Vitaly Komar, formerly the partner of the famous artist duo Komar and Melamid enters his third decade of solo independence. Here we view the chronicle of a renowned artist’s philosophical and esthetic arc towards reconciliation with a life spent wrestling public issues. The show’s title adumbrates a rapprochement of the three Abrahamic religions, so often at odds, each with its own day of worship.
The legendary partnership of Komar and Melamid effectively ceased collaborating some 20 years ago. They had made history in the Soviet Union as part of a public art demo that got bulldozed, after launching the caustically dissident Sots-Art movement, then migrated to New York via Israel in 1977. Here they promptly found ways to provoke the public eye with a debut show at the famed Ronald Feldman gallery, by evanescing ironically at the Factory with Warhol and regularly flouting the review pages of the New York Times over the years. “We are not a team; we are a movement” was a resounding quote that echoed convincingly through their era of prominence.
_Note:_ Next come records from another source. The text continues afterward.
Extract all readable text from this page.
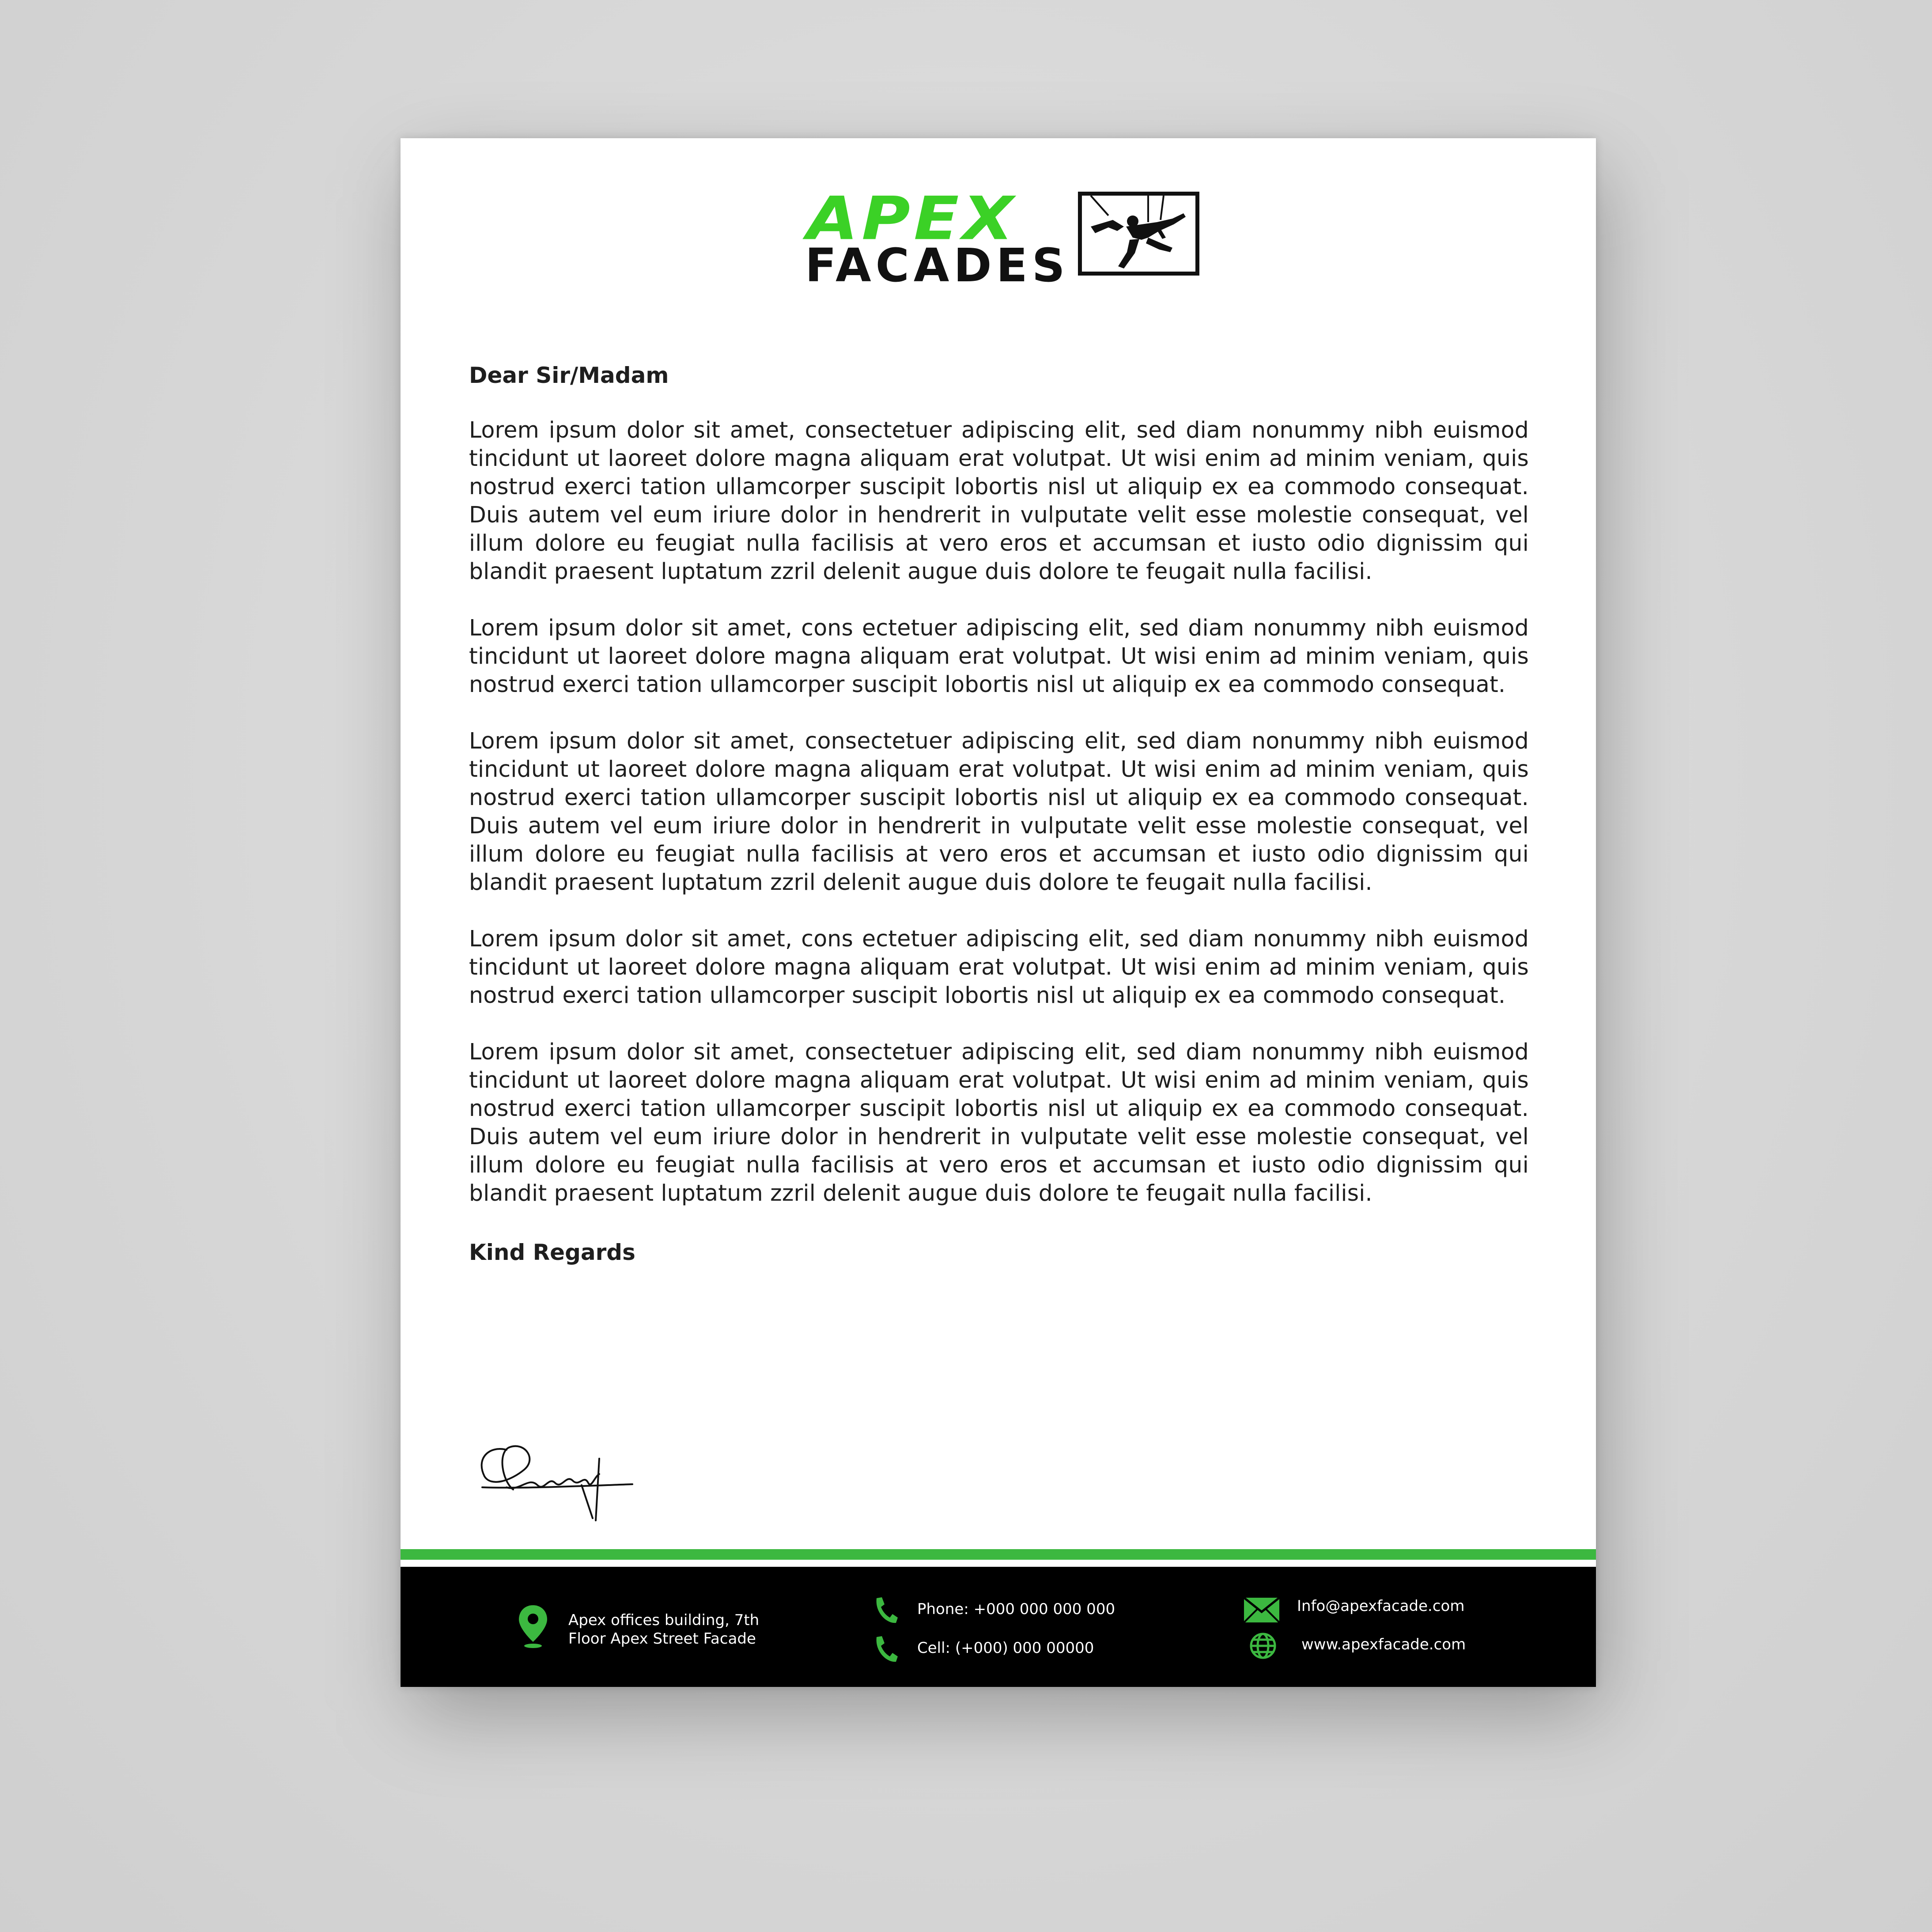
APEX
FACADES
Dear Sir/Madam

Lorem ipsum dolor sit amet, consectetuer adipiscing elit, sed diam nonummy nibh euismod tincidunt ut laoreet dolore magna aliquam erat volutpat. Ut wisi enim ad minim veniam, quis nostrud exerci tation ullamcorper suscipit lobortis nisl ut aliquip ex ea commodo consequat. Duis autem vel eum iriure dolor in hendrerit in vulputate velit esse molestie consequat, vel illum dolore eu feugiat nulla facilisis at vero eros et accumsan et iusto odio dignissim qui blandit praesent luptatum zzril delenit augue duis dolore te feugait nulla facilisi.

Lorem ipsum dolor sit amet, cons ectetuer adipiscing elit, sed diam nonummy nibh euismod tincidunt ut laoreet dolore magna aliquam erat volutpat. Ut wisi enim ad minim veniam, quis nostrud exerci tation ullamcorper suscipit lobortis nisl ut aliquip ex ea commodo consequat.

Lorem ipsum dolor sit amet, consectetuer adipiscing elit, sed diam nonummy nibh euismod tincidunt ut laoreet dolore magna aliquam erat volutpat. Ut wisi enim ad minim veniam, quis nostrud exerci tation ullamcorper suscipit lobortis nisl ut aliquip ex ea commodo consequat. Duis autem vel eum iriure dolor in hendrerit in vulputate velit esse molestie consequat, vel illum dolore eu feugiat nulla facilisis at vero eros et accumsan et iusto odio dignissim qui blandit praesent luptatum zzril delenit augue duis dolore te feugait nulla facilisi.

Lorem ipsum dolor sit amet, cons ectetuer adipiscing elit, sed diam nonummy nibh euismod tincidunt ut laoreet dolore magna aliquam erat volutpat. Ut wisi enim ad minim veniam, quis nostrud exerci tation ullamcorper suscipit lobortis nisl ut aliquip ex ea commodo consequat.

Lorem ipsum dolor sit amet, consectetuer adipiscing elit, sed diam nonummy nibh euismod tincidunt ut laoreet dolore magna aliquam erat volutpat. Ut wisi enim ad minim veniam, quis nostrud exerci tation ullamcorper suscipit lobortis nisl ut aliquip ex ea commodo consequat. Duis autem vel eum iriure dolor in hendrerit in vulputate velit esse molestie consequat, vel illum dolore eu feugiat nulla facilisis at vero eros et accumsan et iusto odio dignissim qui blandit praesent luptatum zzril delenit augue duis dolore te feugait nulla facilisi.

Kind Regards
Apex offices building, 7th
Floor Apex Street Facade
Phone: +000 000 000 000
Cell: (+000) 000 00000
Info@apexfacade.com
www.apexfacade.com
Their dance with history, art history, their flirting against authority, including the traditional Russian worship of religious icons latterly transmuted into Socialist poster art, became a subversive iconoclasm toward all received assumption. In America, they recognized echoes of propaganda art and the presence of false gods in popular consumerist imagery. What Warhol celebrated with only a droplet of irony they deconstructed fully into symbols of multilayered irreverence. And so, in the 1990s, they launched ‘The People’s Choice’ project dedicated to envisioning art based on data from popular polls in countries across the world.
In the end, the duo diverged according to their true instincts. Melamid’s Duchampian rejectionism led to honorable stasis and withdrawal. Komar’s exploration of corrupted worship symbols led him to seek for sacred authenticity. Komar’s works are never private or merely personal. His oeuvre did, after all, begin with the satirizing of Soviet propaganda posters. Hence the depiction of Putin, Trump, and Xi as the scary substitutes for Churchill, Roosevelt and Stalin in ‘The New Yalta’, a de-sublimated vision of the famous original photograph.
Yet Komar’s paintings, for all their public stance, often possess a powerful intimacy and insularity. We see it in works like ‘The Trinity’ where the private experience of religious devotion and suffering is evoked intensely, the more so to suggest the dangers of its public misuse - prostration before the icon as it miscegenates into the iconic. The feeling of sacred interiority conveys the compressed moment where art, tradition, faith and wonder converge. Its ideation, or indeed objectification, is encapsulated by Komar in his famous ‘Circle, Square, Triangle’, originally conceived in 1975.
At that time, the painting was intended as an abstraction representing the naive veneration of symbols, a blind worship of idols. Now luminous and arresting, its meaning has permutated down the years to keep pace with Komar’s own search for an exit from self-defeating irony. Viewed through the transmutation of time within the artist and out among us, it has arrived at a radical new innocence and significance, as does all great art.